Written and directed by Sinéad O’Loughlin, an ordinary day takes a sinister turn for a woman and her child when a stranger walks into their isolated rural home. Starring: Aoife Duffin, Éanna Hardwicke, Evie O’Sullivan and Faye O’Sullivan.
Introducing an unknown element into a happy, homely environment is a staple of cinema, and when used well it opens up endless possibilities of danger, threat and violence. The key to succeeding is not immediately giving in to any of those elements but to hold the possibility of them in the threshold, so that all the focus is on the tension and suspense, which is what Sinéad O’Loughlin achieves here. The pacing is slow and gradual, it has a sincere confidence in the way that it moves, so if you’re expecting it to cheaply give in to a desire for carnage and chaos, you’ll be disappointed. It’s determined to keep you on that knife’s edge of potential disaster from start to finish, though that’s not to say it doesn’t satisfyingly round out its story.
There are actually quite a few elements that are satisfying to the script, particularly in how it uses the language of violent and threatening men. It’s something you’ll likely have seen examples of on social media, women posting the wildly baffling and unwelcome interactions that they’ve had with men in their DMs. The standout typically being “I’m not going to rape you”, it would take a deep and disturbing psychological dive to figure out why any person would think this would be a non-threatening or comforting thing to say. It’s used very well as it doesn’t take over the story but there are little gems woven throughout which say more than the character’s simple dialogue. It also interestingly throws in a touch of comedy or lightness as it nears its end.
Sinéad O’Loughlin’s directorial style holds a nice use of detail right from the start, accenting its otherwise minimal and understated style with some great close-up shots. Another indicator of its quality is that it holds that great tension and takes place in one singular, small location but it never feels claustrophobic. There’s a balance in its use of space, to close in those walls as the plot develops rather than pushing a simple trapped feeling, evoking instead a battle of wills, as Sarah (Aoife Duffin) weighs up her options for escape and safety.
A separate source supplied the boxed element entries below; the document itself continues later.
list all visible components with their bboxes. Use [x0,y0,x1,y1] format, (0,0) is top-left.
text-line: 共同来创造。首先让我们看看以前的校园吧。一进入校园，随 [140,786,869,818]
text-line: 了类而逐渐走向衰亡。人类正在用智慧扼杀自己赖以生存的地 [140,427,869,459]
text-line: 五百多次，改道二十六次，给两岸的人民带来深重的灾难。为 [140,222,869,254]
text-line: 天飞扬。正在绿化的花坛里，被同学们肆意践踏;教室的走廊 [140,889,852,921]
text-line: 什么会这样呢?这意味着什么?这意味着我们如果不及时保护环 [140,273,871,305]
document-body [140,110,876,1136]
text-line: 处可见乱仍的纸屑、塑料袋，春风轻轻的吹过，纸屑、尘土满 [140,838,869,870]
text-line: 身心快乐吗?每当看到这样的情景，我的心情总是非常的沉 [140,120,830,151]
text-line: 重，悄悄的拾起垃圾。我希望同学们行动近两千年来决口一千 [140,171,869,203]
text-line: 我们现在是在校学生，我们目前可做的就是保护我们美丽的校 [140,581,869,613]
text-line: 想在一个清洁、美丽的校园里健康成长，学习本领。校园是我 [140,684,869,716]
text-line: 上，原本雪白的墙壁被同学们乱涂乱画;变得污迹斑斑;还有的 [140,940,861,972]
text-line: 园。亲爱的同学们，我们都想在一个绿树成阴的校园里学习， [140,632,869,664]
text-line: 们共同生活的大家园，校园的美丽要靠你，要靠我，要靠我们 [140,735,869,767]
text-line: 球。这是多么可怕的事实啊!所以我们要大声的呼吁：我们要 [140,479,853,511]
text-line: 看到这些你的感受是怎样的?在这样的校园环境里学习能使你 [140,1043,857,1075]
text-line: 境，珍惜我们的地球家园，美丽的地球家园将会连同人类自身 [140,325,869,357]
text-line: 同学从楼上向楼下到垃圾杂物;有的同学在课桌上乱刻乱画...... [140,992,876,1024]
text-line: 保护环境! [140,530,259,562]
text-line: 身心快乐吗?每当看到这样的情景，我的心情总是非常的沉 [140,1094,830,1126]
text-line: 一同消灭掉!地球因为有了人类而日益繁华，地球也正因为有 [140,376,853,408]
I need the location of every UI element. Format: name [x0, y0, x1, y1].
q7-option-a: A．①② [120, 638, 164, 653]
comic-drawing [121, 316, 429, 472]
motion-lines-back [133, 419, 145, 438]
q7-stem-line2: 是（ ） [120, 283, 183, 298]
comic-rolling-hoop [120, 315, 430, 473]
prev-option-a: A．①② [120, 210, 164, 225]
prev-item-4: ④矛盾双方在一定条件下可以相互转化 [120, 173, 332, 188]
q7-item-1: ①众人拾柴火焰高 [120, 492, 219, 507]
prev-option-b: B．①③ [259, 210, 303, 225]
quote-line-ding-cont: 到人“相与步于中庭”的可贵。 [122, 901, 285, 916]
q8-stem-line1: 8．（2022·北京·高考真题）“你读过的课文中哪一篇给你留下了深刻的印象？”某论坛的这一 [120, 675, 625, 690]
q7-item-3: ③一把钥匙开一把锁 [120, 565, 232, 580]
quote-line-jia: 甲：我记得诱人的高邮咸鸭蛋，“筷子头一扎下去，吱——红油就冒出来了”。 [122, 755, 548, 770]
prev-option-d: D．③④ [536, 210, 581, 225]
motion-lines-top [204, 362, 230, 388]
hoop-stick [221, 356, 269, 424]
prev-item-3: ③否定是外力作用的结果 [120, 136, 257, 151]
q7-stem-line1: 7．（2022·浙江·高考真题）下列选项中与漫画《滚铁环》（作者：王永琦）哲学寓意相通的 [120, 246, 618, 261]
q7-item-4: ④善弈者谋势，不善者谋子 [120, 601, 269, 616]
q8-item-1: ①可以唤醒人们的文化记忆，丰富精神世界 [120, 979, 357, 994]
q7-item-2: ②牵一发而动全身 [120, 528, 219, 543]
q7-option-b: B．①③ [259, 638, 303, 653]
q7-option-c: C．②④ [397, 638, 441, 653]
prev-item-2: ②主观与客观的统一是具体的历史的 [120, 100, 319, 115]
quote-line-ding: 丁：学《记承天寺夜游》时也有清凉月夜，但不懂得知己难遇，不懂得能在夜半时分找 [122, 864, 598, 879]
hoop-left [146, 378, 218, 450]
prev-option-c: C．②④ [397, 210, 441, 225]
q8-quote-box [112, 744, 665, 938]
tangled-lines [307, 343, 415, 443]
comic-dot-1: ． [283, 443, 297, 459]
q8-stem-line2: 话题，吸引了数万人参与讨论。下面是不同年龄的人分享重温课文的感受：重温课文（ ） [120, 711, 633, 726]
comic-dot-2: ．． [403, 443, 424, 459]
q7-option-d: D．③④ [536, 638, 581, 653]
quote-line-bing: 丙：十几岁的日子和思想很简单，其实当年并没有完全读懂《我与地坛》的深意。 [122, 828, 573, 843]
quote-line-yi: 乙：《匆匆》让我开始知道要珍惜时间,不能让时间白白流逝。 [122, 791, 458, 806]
Aoife Duffin and Éanna Hardwicke work very well together, they’re both bringing to the table characters which feel familiar yet new. Duffin’s young mother Sarah is reminiscent of those who have come before yet holds onto an original edge. There’s the sneaking suspicion that there’s more to her situation than meets the eye, her lack of immediate questioning also shows she has an awareness and keen self-preservation. Hardwicke brings a sinister smile, twisting polite and friendly dialogue with a menacing edge then adding in a physicality as his character’s patience wears thin.
Lamb is slow-burning, tension rising, subtly threatening and smartly written. It’s shot well to embrace the suspense and push you to the edge of your seat, lasering the focus right to the characters. Aoife Duffin and Éanna Hardwicke give great performances, holding back the right amount to not give away the journey too fast. The entire style plays to what we know while holding a sense of originality, it never gives in too much to convention and moves with confidence. It walks a great line of being menacing but not overtly dark, simple yet complex, and holds out that touch of hope for its heroine to outsmart her uninvited guest.